Quand le bon-vivre devient un frein…
Une des premières explications, est évidemment la spécificité du Luxembourg. Avec un cadre de vie confortable, des salaires non-négligeables, et une vie « douce », l’idée de tout abandonner pour une carrière sportive est évidemment dure à embrasser. Dès lors, comment gérer le fait qu’ici au Luxembourg, il est difficile de convaincre les jeunes talents de tout donner pour cette profession ? « C’est une question que je me pose souvent, et je n’ai pas de solutions. Je suis très honnête avec ça, confie encore une fois Muller. Le phénomène que l’on vit au Luxembourg, c’est qu’on a toujours des jeunes très motivés, qui s’entraînent bien, qui jouent bien. Mais un de nos soucis par exemple, c’est qu’on est tellement petit, que les enfants restent toujours chez eux. Ils vont à l’école, ceux qui sont en sport lycée ou à la fédération ont un bus qui les amène à l’entraînement et le soir, ils rentrent chez eux. A titre personnel, ce qui m’a fait le plus progresser, c’est de partir à 16 ans, me retrouver seul, à murir, à prendre mes responsabilités très jeune. Je sens qu’au Luxembourg, tout le monde rentre chez soi le soir, dans un petit cocon et confort assez familial, avec la maman qui fait la cuisine quand on retourne à la maison. S’il y a trop de devoirs à l’école, les parents appellent l’entraîneur pour lui dire qu’on va diminuer les cours les prochains jours ou semaines. Attention, je ne critique pas les parents : j’ai les mêmes discussions à la maison. Mes enfants s’entraînent beaucoup, ils sont parfois fatigués, et ma femme me dit que c’est trop, et je pense que fondamentalement, elle n’a pas tort. Mais c’est aussi en passant par des moments durs que l’on apprend des choses. Tous les pays autour de nous ont des internats où les enfants sont totalement pris en charge par des entraîneurs, par la Fédération. Est-ce que c’est toujours le bon chemin à prendre, je ne sais pas. On trouvera toujours des exemples qui vont à l’encontre de certaines théories. Mais en effet, oui, le très haut niveau de confort que nous avons au Luxembourg complique paradoxalement les choses. »

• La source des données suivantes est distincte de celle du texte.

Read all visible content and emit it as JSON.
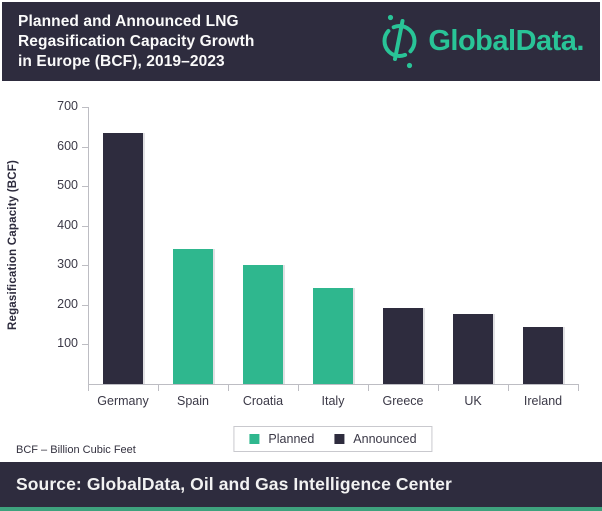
{
  "header": {
    "title_lines": [
      "Planned and Announced LNG",
      "Regasification Capacity Growth",
      "in Europe (BCF), 2019–2023"
    ],
    "logo_text": "GlobalData."
  },
  "colors": {
    "navy": "#2E2C3E",
    "teal": "#2FB78E",
    "logo_teal": "#29C497",
    "axis": "#BDBDC3",
    "tick_text": "#3B3947",
    "strip_green": "#3EA27D"
  },
  "chart_data": {
    "type": "bar",
    "title": "Planned and Announced LNG Regasification Capacity Growth in Europe (BCF), 2019–2023",
    "xlabel": "",
    "ylabel": "Regasification Capacity (BCF)",
    "ylim": [
      0,
      700
    ],
    "yticks": [
      100,
      200,
      300,
      400,
      500,
      600,
      700
    ],
    "grid": false,
    "categories": [
      "Germany",
      "Spain",
      "Croatia",
      "Italy",
      "Greece",
      "UK",
      "Ireland"
    ],
    "values": [
      635,
      340,
      300,
      242,
      193,
      176,
      145
    ],
    "series_by_bar": [
      "Announced",
      "Planned",
      "Planned",
      "Planned",
      "Announced",
      "Announced",
      "Announced"
    ],
    "legend": [
      {
        "label": "Planned",
        "color": "#2FB78E"
      },
      {
        "label": "Announced",
        "color": "#2E2C3E"
      }
    ],
    "legend_position": "bottom-center"
  },
  "footnote": "BCF – Billion Cubic Feet",
  "footer": {
    "source": "Source: GlobalData, Oil and Gas Intelligence Center"
  }
}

Une opinion partagée par Patrick Argiolas, Directeur Technique du TC Bonnevoie : « Une carrière sportive, c’est très difficile, très risqué. On le voit avec des parents qui ont des gamins qui jouent pas mal, et qui donnent beaucoup généralement jusqu’au BAC. Après ça, on ne les voit plus beaucoup, ils vont faire leurs études. Après, comment leur donner tort ? Laisser son enfant tout risquer pour qu’à 20 ans, une blessure au genou sabote tous ses projets alors que la stabilité et sérénité sont possibles ailleurs c’est difficile. Cela fait longtemps que je fais une comparaison là dessus : dans les tableaux juniors, on est à 52% de filles de Pays de l’Est à Roland-Garros. Cela explique bien que les pays où la situation est plus difficile, ils n’ont pas le choix. Réussir dans le sport leur permettra, même en étant 150e mondiale de mieux gagner leur vie qu’avec un diplôme de médecin. Il faut réfléchir à une autre manière de donner l’envie de représenter au plus haut niveau. Il faut avantager ces athlètes avec un encadrement avant, après, et au cas ou, qui leur permet de réintégrer des filières dans lesquelles ils pourront commencer des études plus tard, de se réintégrer. Il y a sûrement quelque chose à faire de ce côté-là. Il est important aujourd’hui qu’un jeune puisse se dire « ok j’y vais, je le tente, mais si je me me plante, je serai encadré, soutenu, pour revenir dans la vie active et avoir une situation correcte ».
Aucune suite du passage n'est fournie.